The governor glossed over the one-shot revenues he relied on to balance the biennial budget, a spending document he hopes will get him past the next election without having to make further cuts or raise more revenue. He talked about progress in tough times.
“We knew that we had to build on our unprecedented economic development agenda, and we did – by passing an historic investment in our state’s flagship university,” he said. “Next Generation Connecticut will usher in a transformational era for the university, one where we get the best and brightest in our state prepared to compete for 21st century jobs.”
He talked about energy reforms, but he said nothing of one idea blocked by House Democrats: his proposal to auction off rights to serve 800,000 electric customers, which he had hoped would raise $80 million. He succeeded in rewriting the rules for buying renewable energy, to the dismay of some environmentalists.
“We knew that we had to tackle our state’s energy challenges, and we did. Working together, we took great steps toward our goal of cleaner, cheaper and more reliable energy,” Malloy said.
The last six words will be 2014 talking points.
He mentioned raising the minimum wage, usually a safe applause line in a legislature dominated by Democrats. But there was little reaction.
“We knew we had to keep our commitment to our cities and towns, and we did,” Malloy said. “For the third year in a row, we are holding cities and towns harmless, so that nothing we do here will add to their property tax burden.”
Malloy clashed with urban mayors during the session over his plan to change funding formulas in a way that would have given the mayors less discretion. In the end, the formulas were left largely unchanged.
The governor reached out to the grass-roots groups that forced him and House Speaker J. Brendan Sharkey, D-Hamden, to accept changes in a labeling bill on genetically engineered foods.
“We wanted to continue our push to improve public awareness, and we did. Thanks to your activism, we are the first state in the country to pass legislation that will ultimately require the labeling of GMOs,” he said, referring to genetically modified organisms.

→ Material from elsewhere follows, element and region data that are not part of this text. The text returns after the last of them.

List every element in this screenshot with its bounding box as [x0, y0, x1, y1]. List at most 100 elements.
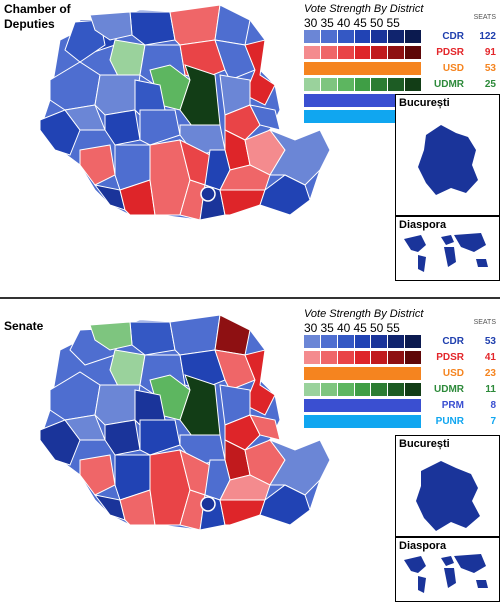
- legend-row-cdr: CDR 122: [304, 30, 496, 43]
- legend-swatch: [304, 78, 321, 91]
- legend-swatch: [371, 46, 389, 59]
- legend-swatch: [320, 46, 338, 59]
- district: [268, 438, 331, 496]
- legend-row-usd: USD 23: [304, 367, 496, 380]
- district: [89, 11, 133, 41]
- district: [104, 109, 141, 146]
- district: [224, 104, 261, 141]
- legend-swatch: [388, 78, 406, 91]
- district: [214, 314, 251, 356]
- tick-label: 55: [386, 16, 400, 30]
- bucuresti-marker: [200, 496, 216, 512]
- legend-swatch: [388, 383, 406, 396]
- legend-swatch: [337, 30, 355, 43]
- legend-row-pdsr: PDSR 91: [304, 46, 496, 59]
- party-seats: 25: [484, 79, 496, 90]
- world-map-shape: [404, 554, 488, 593]
- legend-ticks: 30 35 40 45 50 55: [304, 321, 500, 335]
- legend-swatch: [405, 30, 423, 43]
- legend-swatch: [320, 335, 338, 348]
- tick-label: 40: [337, 16, 351, 30]
- legend: Vote Strength By District SEATS 30 35 40…: [304, 2, 500, 126]
- legend-swatch: [304, 415, 422, 428]
- legend-swatch: [304, 30, 321, 43]
- legend-row-usd: USD 53: [304, 62, 496, 75]
- inset-label: Diaspora: [399, 540, 447, 552]
- party-seats: 23: [484, 368, 496, 379]
- party-name: USD: [442, 368, 464, 379]
- district: [268, 128, 331, 186]
- tick-label: 55: [386, 321, 400, 335]
- tick-label: 30: [304, 16, 318, 30]
- party-seats: 7: [490, 416, 496, 427]
- legend-swatch: [337, 78, 355, 91]
- legend-row-pdsr: PDSR 41: [304, 351, 496, 364]
- panel-divider: [0, 297, 500, 299]
- bucuresti-shape: [416, 461, 480, 531]
- legend-swatch: [371, 78, 389, 91]
- legend-swatch: [371, 30, 389, 43]
- district: [94, 384, 141, 426]
- legend-swatch: [371, 351, 389, 364]
- legend-swatch: [337, 335, 355, 348]
- district: [214, 4, 251, 46]
- tick-label: 35: [320, 16, 334, 30]
- district: [224, 414, 261, 451]
- party-name: UDMR: [434, 384, 464, 395]
- panel-title: Chamber of Deputies: [4, 2, 71, 31]
- district: [214, 39, 256, 81]
- legend-swatch: [405, 78, 423, 91]
- district: [244, 39, 276, 106]
- district: [139, 419, 181, 456]
- legend-rows: CDR122PDSR91USD53UDMR25PRM19PUNR18: [304, 30, 500, 126]
- legend-swatch: [337, 46, 355, 59]
- diaspora-inset: Diaspora: [395, 216, 500, 281]
- legend-swatches: [304, 335, 423, 348]
- legend-swatch: [388, 335, 406, 348]
- legend-swatch: [354, 383, 372, 396]
- party-name: PDSR: [436, 352, 464, 363]
- bucuresti-marker: [200, 186, 216, 202]
- legend-swatch: [304, 335, 321, 348]
- legend-swatch: [304, 383, 321, 396]
- district: [244, 349, 276, 416]
- district: [219, 474, 271, 501]
- legend-swatch: [320, 78, 338, 91]
- legend-swatch: [354, 46, 372, 59]
- legend-swatches: [304, 367, 422, 380]
- bucuresti-shape: [418, 125, 478, 195]
- district: [259, 174, 311, 216]
- legend-swatches: [304, 399, 422, 412]
- legend-swatch: [388, 30, 406, 43]
- inset-label: București: [399, 97, 450, 109]
- party-seats: 122: [479, 31, 496, 42]
- party-name: USD: [442, 63, 464, 74]
- legend-ticks: 30 35 40 45 50 55: [304, 16, 500, 30]
- party-seats: 41: [484, 352, 496, 363]
- inset-label: Diaspora: [399, 219, 447, 231]
- senate-panel: Senate: [0, 305, 500, 602]
- legend-swatches: [304, 415, 422, 428]
- legend-title: Vote Strength By District: [304, 3, 424, 15]
- legend-swatch: [337, 383, 355, 396]
- tick-label: 30: [304, 321, 318, 335]
- legend-swatch: [337, 351, 355, 364]
- district: [79, 454, 116, 496]
- district: [169, 4, 221, 46]
- district: [219, 499, 266, 526]
- tick-label: 45: [353, 321, 367, 335]
- inset-label: București: [399, 438, 450, 450]
- legend-swatch: [405, 335, 423, 348]
- legend-row-udmr: UDMR 25: [304, 78, 496, 91]
- legend-swatch: [354, 78, 372, 91]
- legend-swatch: [405, 383, 423, 396]
- tick-label: 35: [320, 321, 334, 335]
- legend-row-prm: PRM 8: [304, 399, 496, 412]
- district: [259, 484, 311, 526]
- legend-title: Vote Strength By District: [304, 308, 424, 320]
- legend-swatches: [304, 62, 422, 75]
- legend-swatch: [320, 383, 338, 396]
- party-name: PUNR: [435, 416, 464, 427]
- party-seats: 8: [490, 400, 496, 411]
- legend-swatch: [354, 335, 372, 348]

He didn’t mention the budget until the end of his speech.
“No budget is perfect, but let’s be clear – this budget gets the big things right,” Malloy said. “This budget was done on time. This budget refuses to kick the can down the road and properly funds our state pension obligations, saving us billions of dollars over the next 20 years.”

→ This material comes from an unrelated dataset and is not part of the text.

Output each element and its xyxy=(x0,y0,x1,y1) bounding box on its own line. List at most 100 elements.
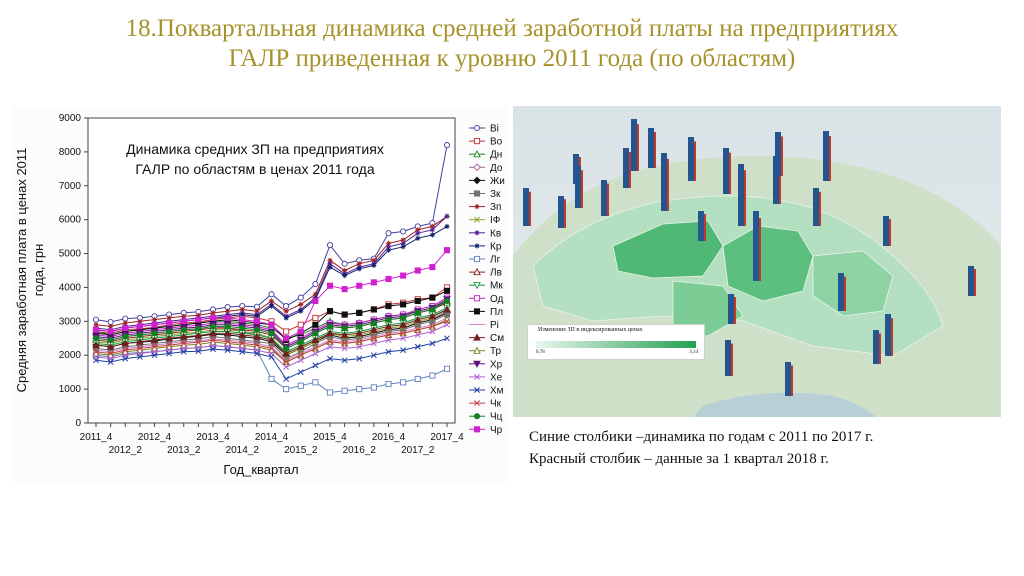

The legislators witheld their applause until Malloy said the budget invests in jobs and education — “and contains no new taxes.”
The governor was rewarded with applause again as he tried out a line that will be important to his re-election, an insistence that the state is finally adding jobs on his watch after two decades of no net increases.
“As we work to reinvent ourselves, we have created more than 26,000 private sector jobs — the highest rate of private sector job growth over a two-year period since the late 1990s,” Malloy said. “We still have a long way to go, but we are making progress.”